Key product categories delivered notable growth: Textured Soya Products revenue rose 36% sequentially to ₹139.69 crore; the biscuits category earned ₹451.40 crore, driven by a 15% YoY rise in ‘Doodh’ biscuits sales; ghee sales climbed 23% YoY to ₹256.98 crore; and nutraceuticals revenue jumped 37.6% YoY to ₹17.31 crore, aided by strong advertising and product repositioning. New product launches, including Cholesterol Care Liquid and Ortho Care Liquid, gained traction in modern retail and Patanjali Mega Stores.
While the consumer staples portfolio brought in ₹616.05 crore, it was impacted by the government’s policy allowing duty-free imports of yellow peas.
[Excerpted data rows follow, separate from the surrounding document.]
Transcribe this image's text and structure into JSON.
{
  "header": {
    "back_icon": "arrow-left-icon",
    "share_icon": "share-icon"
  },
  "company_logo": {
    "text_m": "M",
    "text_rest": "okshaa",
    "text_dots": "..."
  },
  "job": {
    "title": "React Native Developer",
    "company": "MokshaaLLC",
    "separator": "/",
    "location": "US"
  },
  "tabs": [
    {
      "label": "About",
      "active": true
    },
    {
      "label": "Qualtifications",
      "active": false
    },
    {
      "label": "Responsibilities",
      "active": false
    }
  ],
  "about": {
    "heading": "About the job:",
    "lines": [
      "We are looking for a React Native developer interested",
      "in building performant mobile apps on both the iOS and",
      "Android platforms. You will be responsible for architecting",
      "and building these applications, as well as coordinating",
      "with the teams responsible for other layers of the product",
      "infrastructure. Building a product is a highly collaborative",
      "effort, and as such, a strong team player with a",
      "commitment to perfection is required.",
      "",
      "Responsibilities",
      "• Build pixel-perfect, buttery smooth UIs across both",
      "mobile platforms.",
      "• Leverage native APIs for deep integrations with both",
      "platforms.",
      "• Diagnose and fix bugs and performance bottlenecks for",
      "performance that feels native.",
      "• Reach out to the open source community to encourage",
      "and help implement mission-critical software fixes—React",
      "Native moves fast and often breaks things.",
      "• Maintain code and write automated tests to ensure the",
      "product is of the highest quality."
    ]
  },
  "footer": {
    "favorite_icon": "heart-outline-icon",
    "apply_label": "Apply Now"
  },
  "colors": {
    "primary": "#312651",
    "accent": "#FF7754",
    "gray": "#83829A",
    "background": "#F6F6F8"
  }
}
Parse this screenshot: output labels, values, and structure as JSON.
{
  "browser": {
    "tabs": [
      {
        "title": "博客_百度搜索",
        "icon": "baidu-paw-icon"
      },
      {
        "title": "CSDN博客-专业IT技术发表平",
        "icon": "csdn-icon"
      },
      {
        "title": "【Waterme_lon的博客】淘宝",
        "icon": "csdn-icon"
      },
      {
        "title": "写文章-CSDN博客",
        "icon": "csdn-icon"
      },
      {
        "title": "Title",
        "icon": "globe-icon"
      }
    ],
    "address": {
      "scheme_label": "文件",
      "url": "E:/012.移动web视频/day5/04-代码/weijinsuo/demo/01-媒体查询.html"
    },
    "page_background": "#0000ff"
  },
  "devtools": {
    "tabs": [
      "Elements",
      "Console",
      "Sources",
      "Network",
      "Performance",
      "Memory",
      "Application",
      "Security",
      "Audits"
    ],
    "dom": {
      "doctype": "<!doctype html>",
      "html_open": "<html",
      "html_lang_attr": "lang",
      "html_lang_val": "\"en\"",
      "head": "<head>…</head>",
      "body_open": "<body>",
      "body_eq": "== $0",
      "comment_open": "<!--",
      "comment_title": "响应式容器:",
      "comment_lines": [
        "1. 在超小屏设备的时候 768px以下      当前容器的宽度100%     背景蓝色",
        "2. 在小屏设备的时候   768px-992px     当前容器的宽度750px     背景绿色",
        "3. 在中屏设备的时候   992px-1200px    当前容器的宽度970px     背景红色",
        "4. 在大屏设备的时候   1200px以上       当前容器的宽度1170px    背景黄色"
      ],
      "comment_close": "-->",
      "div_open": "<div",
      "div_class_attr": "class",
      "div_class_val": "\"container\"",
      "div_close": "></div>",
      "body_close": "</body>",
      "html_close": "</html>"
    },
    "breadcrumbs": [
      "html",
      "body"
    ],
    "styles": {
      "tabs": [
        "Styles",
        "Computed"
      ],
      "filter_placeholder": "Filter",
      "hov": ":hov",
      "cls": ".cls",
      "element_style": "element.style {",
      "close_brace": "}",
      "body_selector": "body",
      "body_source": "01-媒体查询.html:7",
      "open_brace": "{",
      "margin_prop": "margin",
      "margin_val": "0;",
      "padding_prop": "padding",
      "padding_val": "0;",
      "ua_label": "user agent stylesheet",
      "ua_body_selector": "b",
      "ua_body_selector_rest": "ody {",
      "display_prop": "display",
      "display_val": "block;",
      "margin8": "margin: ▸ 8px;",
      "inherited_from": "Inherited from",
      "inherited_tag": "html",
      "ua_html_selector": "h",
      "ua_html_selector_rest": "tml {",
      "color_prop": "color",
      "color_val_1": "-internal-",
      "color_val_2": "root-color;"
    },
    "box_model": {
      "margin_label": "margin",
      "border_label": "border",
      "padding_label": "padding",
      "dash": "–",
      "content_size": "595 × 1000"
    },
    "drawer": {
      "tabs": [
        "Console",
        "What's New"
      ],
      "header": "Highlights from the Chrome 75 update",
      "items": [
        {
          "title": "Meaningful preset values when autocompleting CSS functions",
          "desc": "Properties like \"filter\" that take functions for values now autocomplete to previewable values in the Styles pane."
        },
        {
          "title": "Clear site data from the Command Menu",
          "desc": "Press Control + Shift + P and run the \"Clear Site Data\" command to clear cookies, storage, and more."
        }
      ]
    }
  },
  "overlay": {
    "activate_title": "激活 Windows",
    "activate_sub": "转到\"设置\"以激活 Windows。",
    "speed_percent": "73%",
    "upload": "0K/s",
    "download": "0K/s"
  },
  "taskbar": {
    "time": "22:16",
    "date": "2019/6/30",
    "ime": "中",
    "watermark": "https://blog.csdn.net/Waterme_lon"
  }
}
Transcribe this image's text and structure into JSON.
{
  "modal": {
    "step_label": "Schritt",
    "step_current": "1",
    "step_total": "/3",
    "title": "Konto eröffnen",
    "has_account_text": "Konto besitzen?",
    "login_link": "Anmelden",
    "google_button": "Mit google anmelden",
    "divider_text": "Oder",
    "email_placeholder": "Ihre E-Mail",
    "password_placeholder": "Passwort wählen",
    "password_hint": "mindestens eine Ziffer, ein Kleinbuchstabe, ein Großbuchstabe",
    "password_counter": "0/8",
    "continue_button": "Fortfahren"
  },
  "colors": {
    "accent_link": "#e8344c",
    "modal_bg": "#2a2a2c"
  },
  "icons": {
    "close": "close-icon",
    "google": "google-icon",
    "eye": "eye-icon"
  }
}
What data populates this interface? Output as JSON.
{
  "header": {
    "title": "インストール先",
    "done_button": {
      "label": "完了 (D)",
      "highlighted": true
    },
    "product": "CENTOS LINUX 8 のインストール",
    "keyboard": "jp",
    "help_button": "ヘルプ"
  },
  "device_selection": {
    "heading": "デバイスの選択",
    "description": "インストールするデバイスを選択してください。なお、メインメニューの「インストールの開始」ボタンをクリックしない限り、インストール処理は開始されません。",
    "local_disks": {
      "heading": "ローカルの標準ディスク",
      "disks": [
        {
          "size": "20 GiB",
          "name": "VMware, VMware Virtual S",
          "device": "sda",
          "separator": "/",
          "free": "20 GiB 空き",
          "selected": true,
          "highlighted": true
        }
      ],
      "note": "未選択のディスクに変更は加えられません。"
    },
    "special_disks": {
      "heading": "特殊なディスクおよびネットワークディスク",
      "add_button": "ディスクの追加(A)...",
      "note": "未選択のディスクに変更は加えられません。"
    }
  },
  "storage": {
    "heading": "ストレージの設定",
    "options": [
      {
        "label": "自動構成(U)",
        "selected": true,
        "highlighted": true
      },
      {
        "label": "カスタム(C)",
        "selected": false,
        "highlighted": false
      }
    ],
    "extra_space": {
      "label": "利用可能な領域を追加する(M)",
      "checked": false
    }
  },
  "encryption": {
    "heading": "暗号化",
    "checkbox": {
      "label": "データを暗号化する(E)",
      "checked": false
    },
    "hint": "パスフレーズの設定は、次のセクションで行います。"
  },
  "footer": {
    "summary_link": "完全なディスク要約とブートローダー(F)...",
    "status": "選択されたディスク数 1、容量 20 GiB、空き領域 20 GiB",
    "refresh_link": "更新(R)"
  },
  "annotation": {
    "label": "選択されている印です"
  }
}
Urban consumption trends showed a shift toward smaller, more affordable packs, with many consumers opting for regional brands. Patanjali Foods responded by expanding value pack offerings, introducing varied SKUs, and strengthening distribution channels across both urban and rural markets through initiatives like the Grameen Vitrak Program and Samriddhi Urban Loyalty Program.
Exports remained a steady contributor, with the company’s products reaching 27 countries in Q1FY26, generating ₹39.34 crore in overseas revenue. The edible oils segment, with sales of ₹6,685.86 crore, registered 25.34% YoY growth, led by branded mustard and sunflower oils.
Despite headwinds in non-essential and premium FMCG categories due to welfare schemes offering free food items, Patanjali Foods maintained steady EBITDA margins. The company expects the second half of FY26 to see stronger demand, supported by easing inflation, favourable monsoons, and continued government fiscal measures. Incorporated in 1986, PFL remains one of India’s leading FMCG players, with a diversified portfolio across edible oils, packaged foods, home and personal care, and wind power generation.